Chicago
Jennifer Packer
The Renaissance Society
5811 South Ellis Avenue
Cobb Hall, 4th floor
September 9–November 5, 2017
The hands in Jennifer Packer’s paintings are what stay with me. Graceful and obdurate, elegant and knotted, these hands bear strange relationships with their owners, floating into distinct view as the rest of the figure recedes among paint dribbles and hazy skeins of color. In Cumulative Losses, 2012–17, a billiard player lines up a shot, his left hand resting on the table surface like a rough, blotchy creature readying itself to pounce. A still, almost regal man sinks into a luscious red in Jerriod, 2017, his palms resting on a chair’s arms, fingers hanging loose in sinuous quiescence.
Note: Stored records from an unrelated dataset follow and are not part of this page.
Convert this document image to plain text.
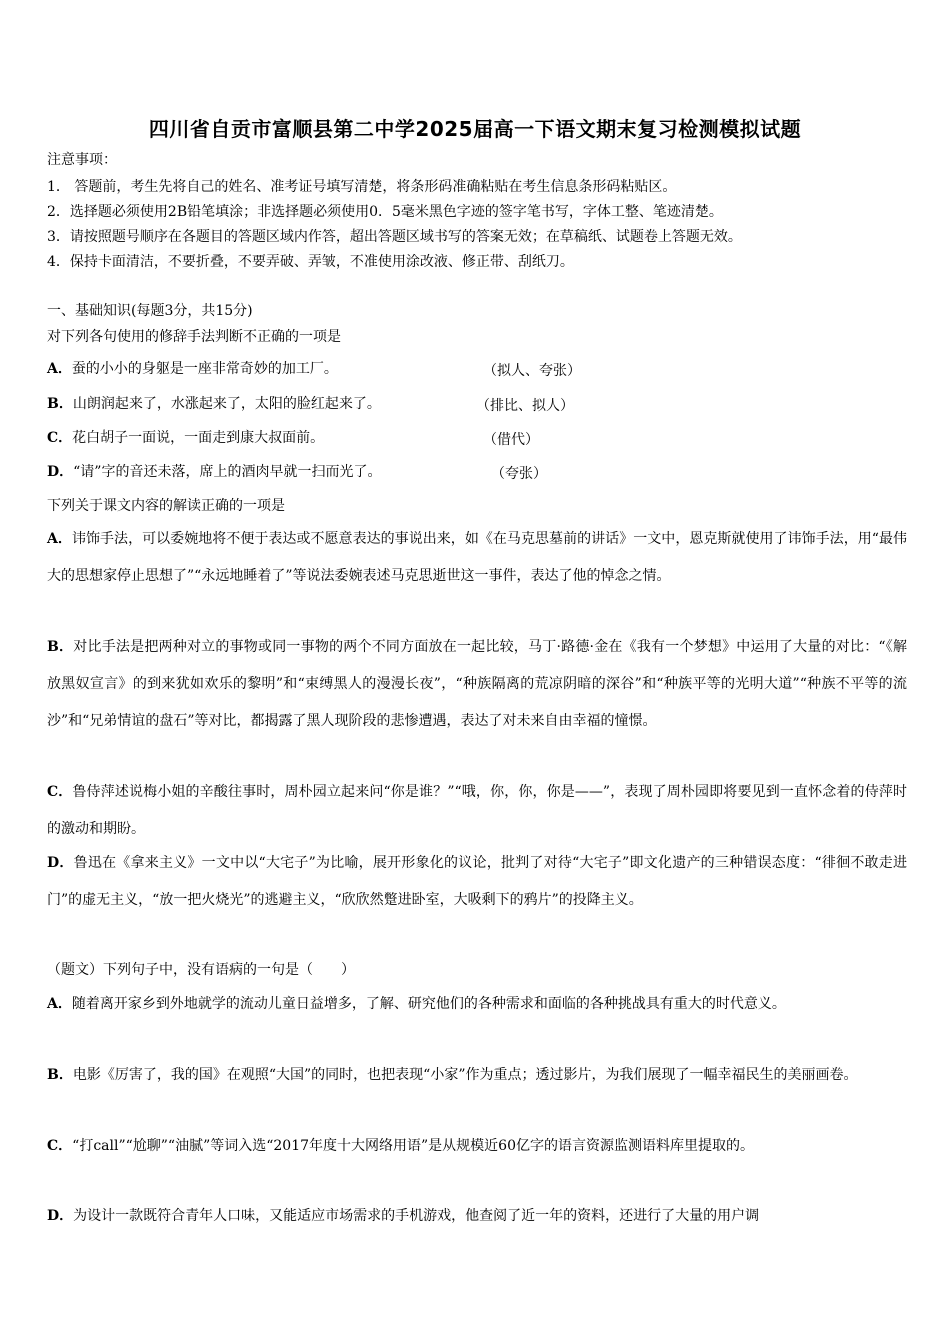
四川省自贡市富顺县第二中学2025届高一下语文期末复习检测模拟试题
注意事项：
1． 答题前，考生先将自己的姓名、准考证号填写清楚，将条形码准确粘贴在考生信息条形码粘贴区。
2．选择题必须使用2B铅笔填涂；非选择题必须使用0．5毫米黑色字迹的签字笔书写，字体工整、笔迹清楚。
3．请按照题号顺序在各题目的答题区域内作答，超出答题区域书写的答案无效；在草稿纸、试题卷上答题无效。
4．保持卡面清洁，不要折叠，不要弄破、弄皱，不准使用涂改液、修正带、刮纸刀。
一、基础知识(每题3分，共15分)
对下列各句使用的修辞手法判断不正确的一项是
A．蚕的小小的身躯是一座非常奇妙的加工厂。	（拟人、夸张）
B．山朗润起来了，水涨起来了，太阳的脸红起来了。	（排比、拟人）
C．花白胡子一面说，一面走到康大叔面前。	（借代）
D．“请”字的音还未落，席上的酒肉早就一扫而光了。	（夸张）
下列关于课文内容的解读正确的一项是
A．讳饰手法，可以委婉地将不便于表达或不愿意表达的事说出来，如《在马克思墓前的讲话》一文中，恩克斯就使用了讳饰手法，用“最伟大的思想家停止思想了”“永远地睡着了”等说法委婉表述马克思逝世这一事件，表达了他的悼念之情。
B．对比手法是把两种对立的事物或同一事物的两个不同方面放在一起比较，马丁·路德·金在《我有一个梦想》中运用了大量的对比：“《解放黑奴宣言》的到来犹如欢乐的黎明”和“束缚黑人的漫漫长夜”，“种族隔离的荒凉阴暗的深谷”和“种族平等的光明大道”“种族不平等的流沙”和“兄弟情谊的盘石”等对比，都揭露了黑人现阶段的悲惨遭遇，表达了对未来自由幸福的憧憬。
C．鲁侍萍述说梅小姐的辛酸往事时，周朴园立起来问“你是谁？”“哦，你，你，你是——”，表现了周朴园即将要见到一直怀念着的侍萍时的激动和期盼。
D．鲁迅在《拿来主义》一文中以“大宅子”为比喻，展开形象化的议论，批判了对待“大宅子”即文化遗产的三种错误态度：“徘徊不敢走进门”的虚无主义，“放一把火烧光”的逃避主义，“欣欣然蹩进卧室，大吸剩下的鸦片”的投降主义。
（题文）下列句子中，没有语病的一句是（　　）
A．随着离开家乡到外地就学的流动儿童日益增多，了解、研究他们的各种需求和面临的各种挑战具有重大的时代意义。
B．电影《厉害了，我的国》在观照“大国”的同时，也把表现“小家”作为重点；透过影片，为我们展现了一幅幸福民生的美丽画卷。
C．“打call”“尬聊”“油腻”等词入选“2017年度十大网络用语”是从规模近60亿字的语言资源监测语料库里提取的。
D．为设计一款既符合青年人口味，又能适应市场需求的手机游戏，他查阅了近一年的资料，还进行了大量的用户调
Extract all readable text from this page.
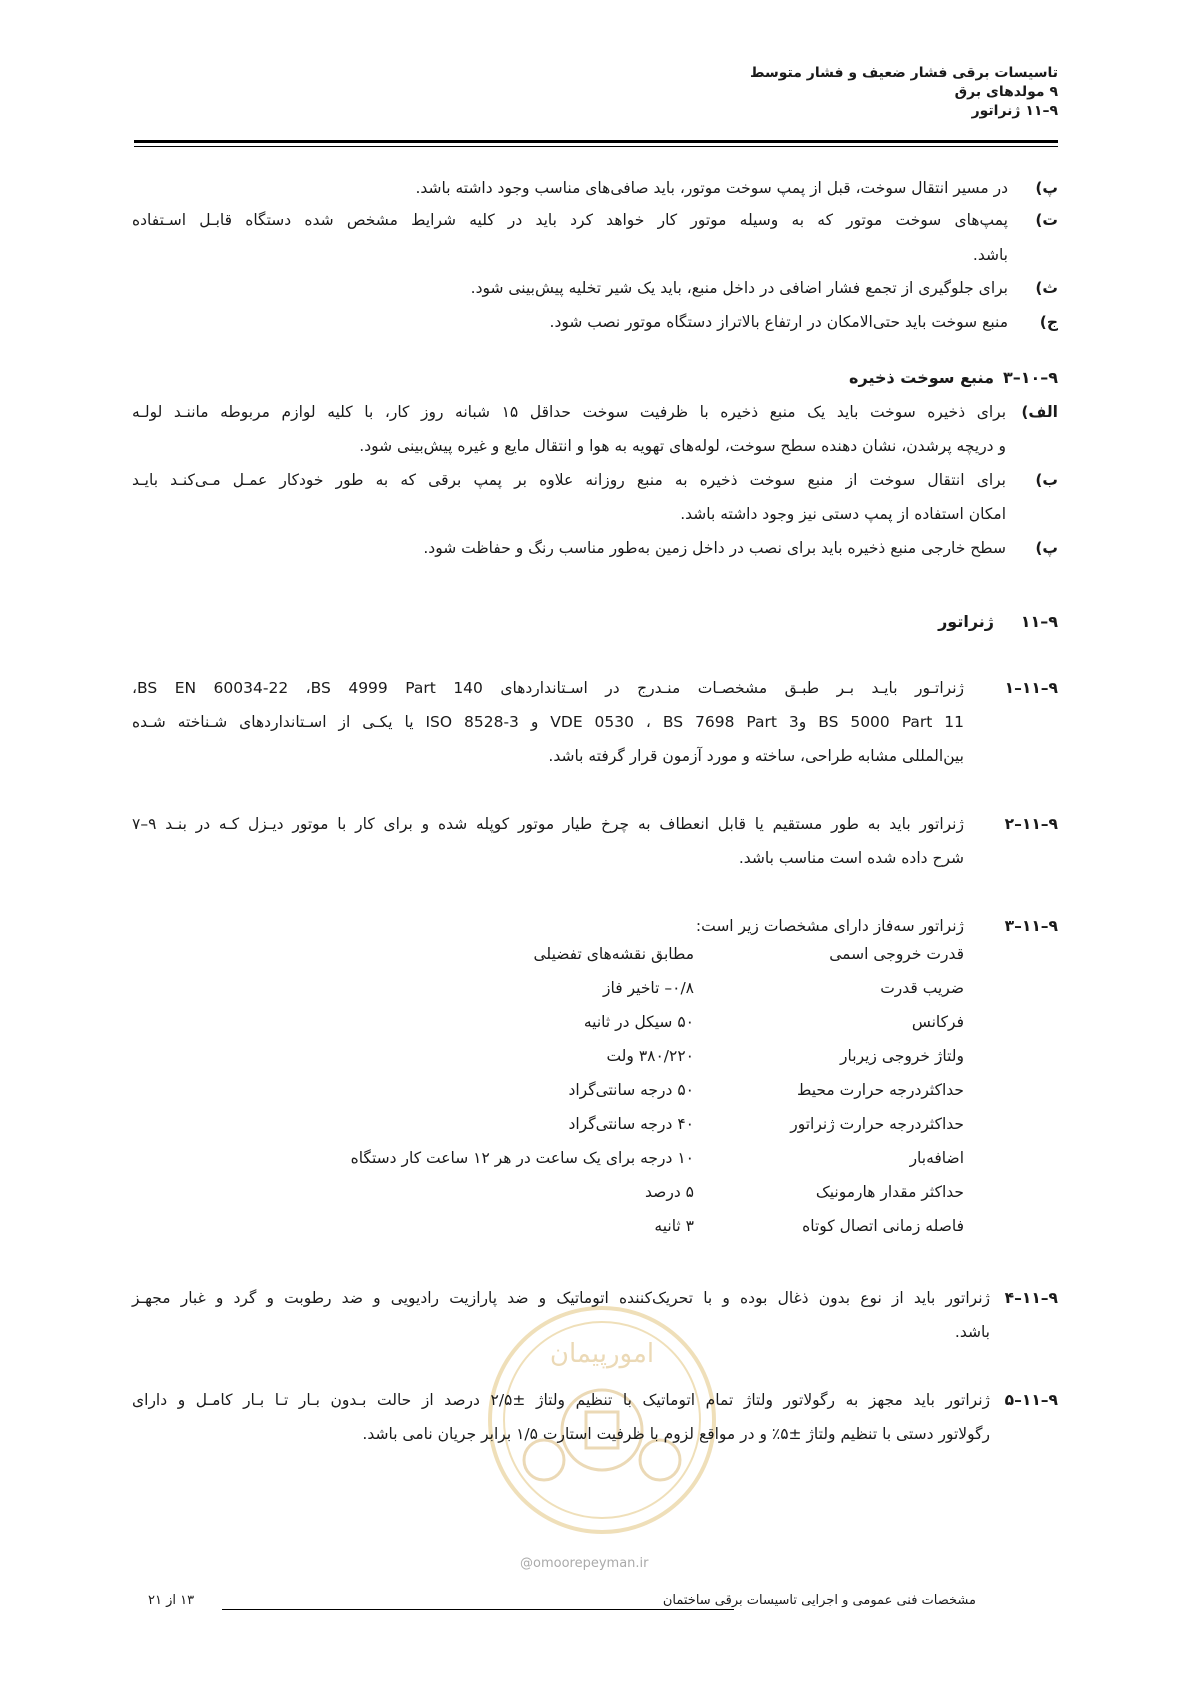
تاسیسات برقی فشار ضعیف و فشار متوسط
۹ مولدهای برق
۹–۱۱ ژنراتور
پ)
در مسیر انتقال سوخت، قبل از پمپ سوخت موتور، باید صافی‌های مناسب وجود داشته باشد.
ت)
پمپ‌های سوخت موتور که به وسیله موتور کار خواهد کرد باید در کلیه شرایط مشخص شده دستگاه قابـل اسـتفاده
باشد.
ث)
برای جلوگیری از تجمع فشار اضافی در داخل منبع، باید یک شیر تخلیه پیش‌بینی شود.
ج)
منبع سوخت باید حتی‌الامکان در ارتفاع بالاتراز دستگاه موتور نصب شود.
۹–۱۰–۳
منبع سوخت ذخیره
الف)
برای ذخیره سوخت باید یک منبع ذخیره با ظرفیت سوخت حداقل ۱۵ شبانه روز کار، با کلیه لوازم مربوطه ماننـد لولـه
و دریچه پرشدن، نشان دهنده سطح سوخت، لوله‌های تهویه به هوا و انتقال مایع و غیره پیش‌بینی شود.
ب)
برای انتقال سوخت از منبع سوخت ذخیره به منبع روزانه علاوه بر پمپ برقی که به طور خودکار عمـل مـی‌کنـد بایـد
امکان استفاده از پمپ دستی نیز وجود داشته باشد.
پ)
سطح خارجی منبع ذخیره باید برای نصب در داخل زمین به‌طور مناسب رنگ و حفاظت شود.
۹–۱۱
ژنراتور
۹–۱۱–۱
ژنراتـور بایـد بـر طبـق مشخصـات منـدرج در اسـتانداردهای BS EN 60034-22 ،BS 4999 Part 140،
BS 5000 Part 11 وVDE 0530 ، BS 7698 Part 3 و ISO 8528-3 یا یکـی از اسـتانداردهای شـناخته شـده
بین‌المللی مشابه طراحی، ساخته و مورد آزمون قرار گرفته باشد.
۹–۱۱–۲
ژنراتور باید به طور مستقیم یا قابل انعطاف به چرخ طیار موتور کوپله شده و برای کار با موتور دیـزل کـه در بنـد ۹–۷
شرح داده شده است مناسب باشد.
۹–۱۱–۳
ژنراتور سه‌فاز دارای مشخصات زیر است:
قدرت خروجی اسمی
مطابق نقشه‌های تفضیلی
ضریب قدرت
۰/۸– تاخیر فاز
فرکانس
۵۰ سیکل در ثانیه
ولتاژ خروجی زیربار
۳۸۰/۲۲۰ ولت
حداکثردرجه حرارت محیط
۵۰ درجه سانتی‌گراد
حداکثردرجه حرارت ژنراتور
۴۰ درجه سانتی‌گراد
اضافه‌بار
۱۰ درجه برای یک ساعت در هر ۱۲ ساعت کار دستگاه
حداکثر مقدار هارمونیک
۵ درصد
فاصله زمانی اتصال کوتاه
۳ ثانیه
امورپیمان
@omoorepeyman.ir
۹–۱۱–۴
ژنراتور باید از نوع بدون ذغال بوده و با تحریک‌کننده اتوماتیک و ضد پارازیت رادیویی و ضد رطوبت و گرد و غبار مجهـز
باشد.
۹–۱۱–۵
ژنراتور باید مجهز به رگولاتور ولتاژ تمام اتوماتیک با تنظیم ولتاژ ±۲/۵ درصد از حالت بـدون بـار تـا بـار کامـل و دارای
رگولاتور دستی با تنظیم ولتاژ ±۵٪ و در مواقع لزوم با ظرفیت استارت ۱/۵ برابر جریان نامی باشد.
مشخصات فنی عمومی و اجرایی تاسیسات برقی ساختمان
۱۳ از ۲۱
These hands have a presence and dignity to them that seems to speak to the core of Packer’s practice, which presents black subjects as monolithic yet strangely diffuse. Her images emerge as forms wed together through painterly suggestion rather than hard-edged detail, imparting an ineffable vulnerability while still insisting on the figure’s matter.
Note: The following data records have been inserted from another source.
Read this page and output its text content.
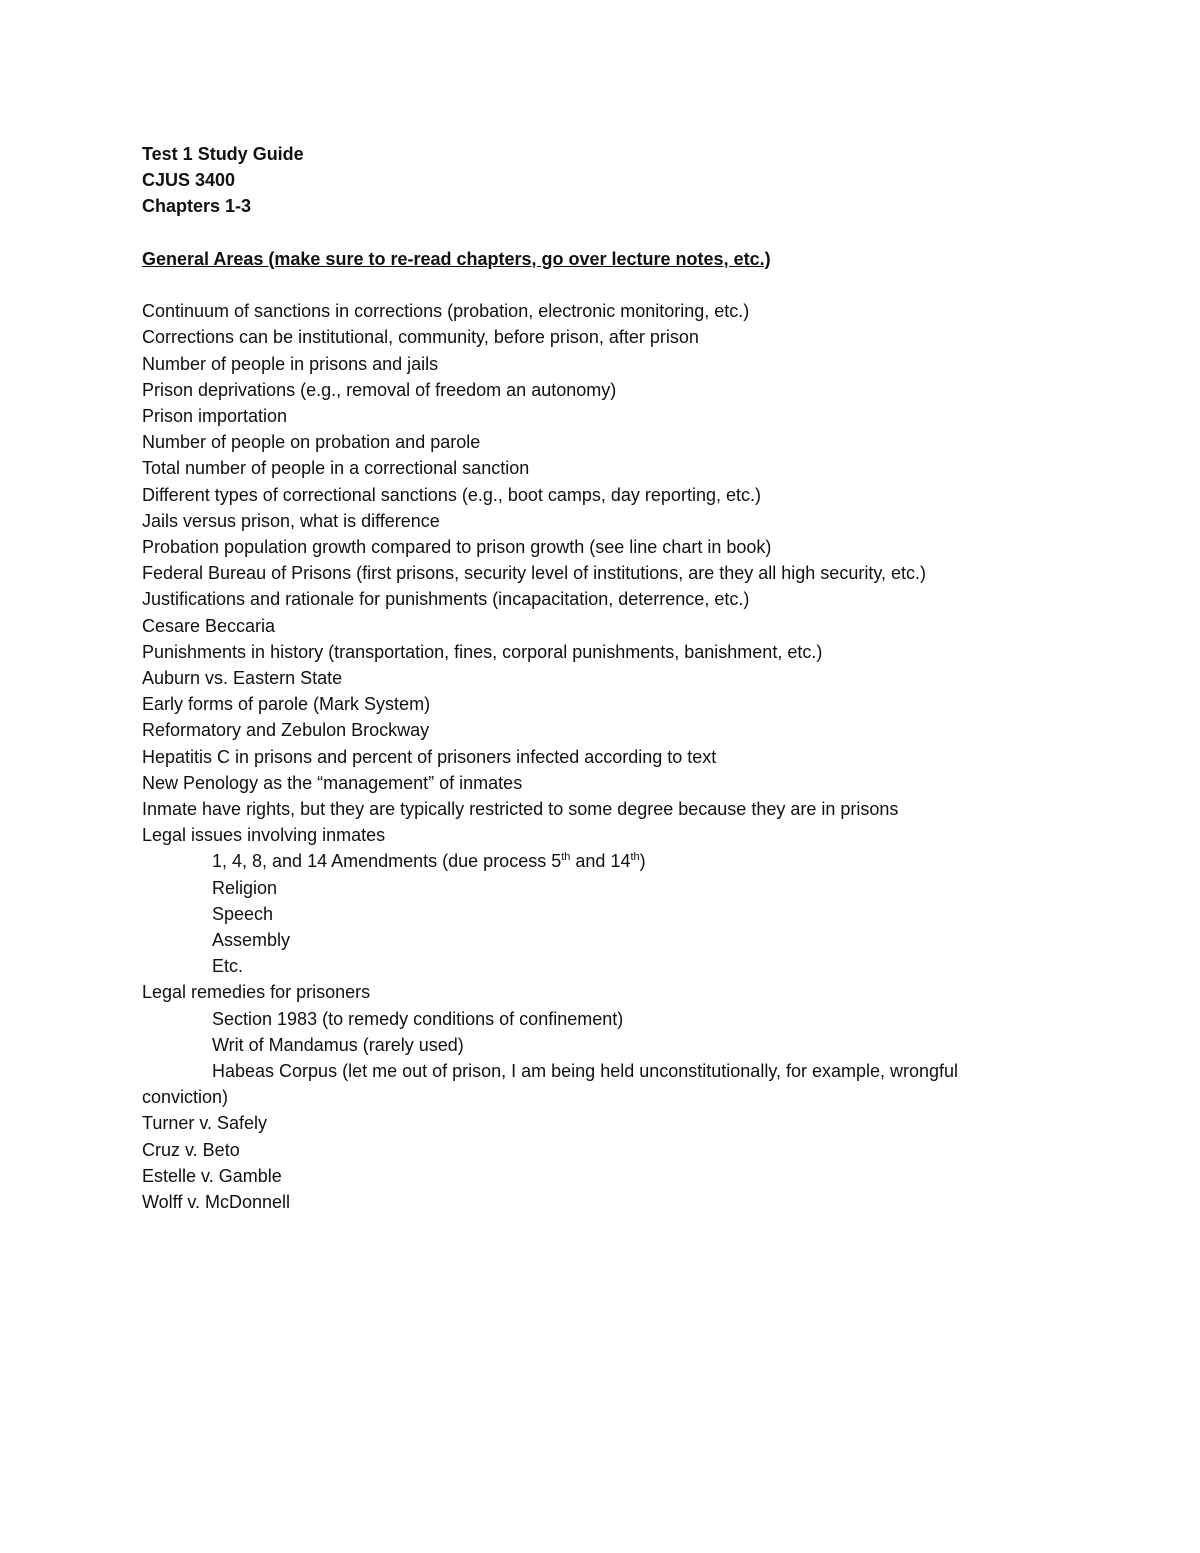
Test 1 Study Guide

CJUS 3400

Chapters 1-3

General Areas (make sure to re-read chapters, go over lecture notes, etc.)

Continuum of sanctions in corrections (probation, electronic monitoring, etc.)

Corrections can be institutional, community, before prison, after prison

Number of people in prisons and jails

Prison deprivations (e.g., removal of freedom an autonomy)

Prison importation

Number of people on probation and parole

Total number of people in a correctional sanction

Different types of correctional sanctions (e.g., boot camps, day reporting, etc.)

Jails versus prison, what is difference

Probation population growth compared to prison growth (see line chart in book)

Federal Bureau of Prisons (first prisons, security level of institutions, are they all high security, etc.)

Justifications and rationale for punishments (incapacitation, deterrence, etc.)

Cesare Beccaria

Punishments in history (transportation, fines, corporal punishments, banishment, etc.)

Auburn vs. Eastern State

Early forms of parole (Mark System)

Reformatory and Zebulon Brockway

Hepatitis C in prisons and percent of prisoners infected according to text

New Penology as the “management” of inmates

Inmate have rights, but they are typically restricted to some degree because they are in prisons

Legal issues involving inmates

1, 4, 8, and 14 Amendments (due process 5th and 14th)

Religion

Speech

Assembly

Etc.

Legal remedies for prisoners

Section 1983 (to remedy conditions of confinement)

Writ of Mandamus (rarely used)

Habeas Corpus (let me out of prison, I am being held unconstitutionally, for example, wrongful

conviction)

Turner v. Safely

Cruz v. Beto

Estelle v. Gamble

Wolff v. McDonnell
This sensitivity is again engaged in the artist’s rapturous yet elegiac paintings of funeral bouquets. If reference to a concordance of opposites seems like a motif at this point, it is due to the deeply affecting and somehow achingly sad way the artist renders these objects and figures in exquisite dashes of color and darkness. Say Her Name, 2017, the largest of the flower paintings on view, is exemplary of this paradoxical beauty, its gloomy, viscous greens giving way to bright punches of pink, peach, and periwinkle blue.